Missing or wrong observations: the observations are used to initialize the calculations, and an incomplete initialization may produce misleading results.
Faulty weather calculations: such errors can occasionally occur in weather models, and can be resolved with the help of repeated and detailed observation, and detailed user feedback.
Erroneous measurements: unfortunately faulty measurements are not uncommon, and deceive the observer about the actual conditions, suggesting that a correct forecast is wrong.This is a great breakdown of why forecasting remains one of the most complex challenges in science. The point about climatic boundaries is especially true—when you're dealing with coastal or mountainous terrain, a 50km shift is the difference between a sunny day and a localized storm.
I deal with similar data accuracy challenges while managing the technical side of my utility portal at visit, where ensuring the right information reaches the user at the right time is critical. Whether it's weather models or automated data scripts, user feedback remains the best tool we have to identify those 'faulty calculations' and improve the system. Thanks for sharing this insight!
@jhon-stone said in Why are weather forecasts sometimes wrong?:
@Miloslav-Tlamicha said in Why are weather forecasts sometimes wrong?:
Forecasts can be occasionally wrong. This can have several causes:
Difficult and very changeable weather conditions: with a sharp climatic boundary between adjacent areas. In such weather conditions, forecast differences of 50-100 km will affect massively the quality, since the predicted temperatures and precipitation will often occur within only a few kilometers of the selected location. Very small-scale differences in the mountains or along coastlines can cause very small-scale differences, which can not be reproduced even by a good weather calculation.
Missing or wrong observations: the observations are used to initialize the calculations, and an incomplete initialization may produce misleading results.
Faulty weather calculations: such errors can occasionally occur in weather models, and can be resolved with the help of repeated and detailed observation, and detailed user feedback.

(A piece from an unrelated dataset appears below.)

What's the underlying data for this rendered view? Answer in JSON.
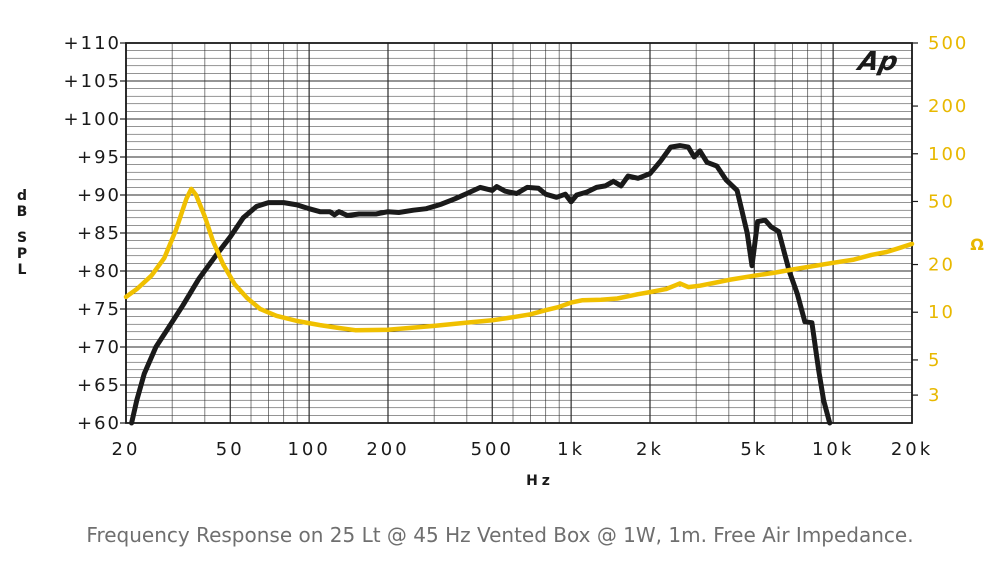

Erroneous measurements: unfortunately faulty measurements are not uncommon, and deceive the observer about the actual conditions, suggesting that a correct forecast is wrong.This is a great breakdown of why forecasting remains one of the most complex challenges in science. The point about climatic boundaries is especially true—when you're dealing with coastal or mountainous terrain, a 50km shift is the difference between a sunny day and a localized storm.
I deal with similar data accuracy challenges while managing the technical side of my utility portal at visit, where ensuring the right information reaches the user at the right time is critical. Whether it's weather models or automated data scripts, user feedback remains the best tool we have to identify those 'faulty calculations' and improve the system. Thanks for sharing this insight!
True, user feedback is an invaluable way of verifying forecast services!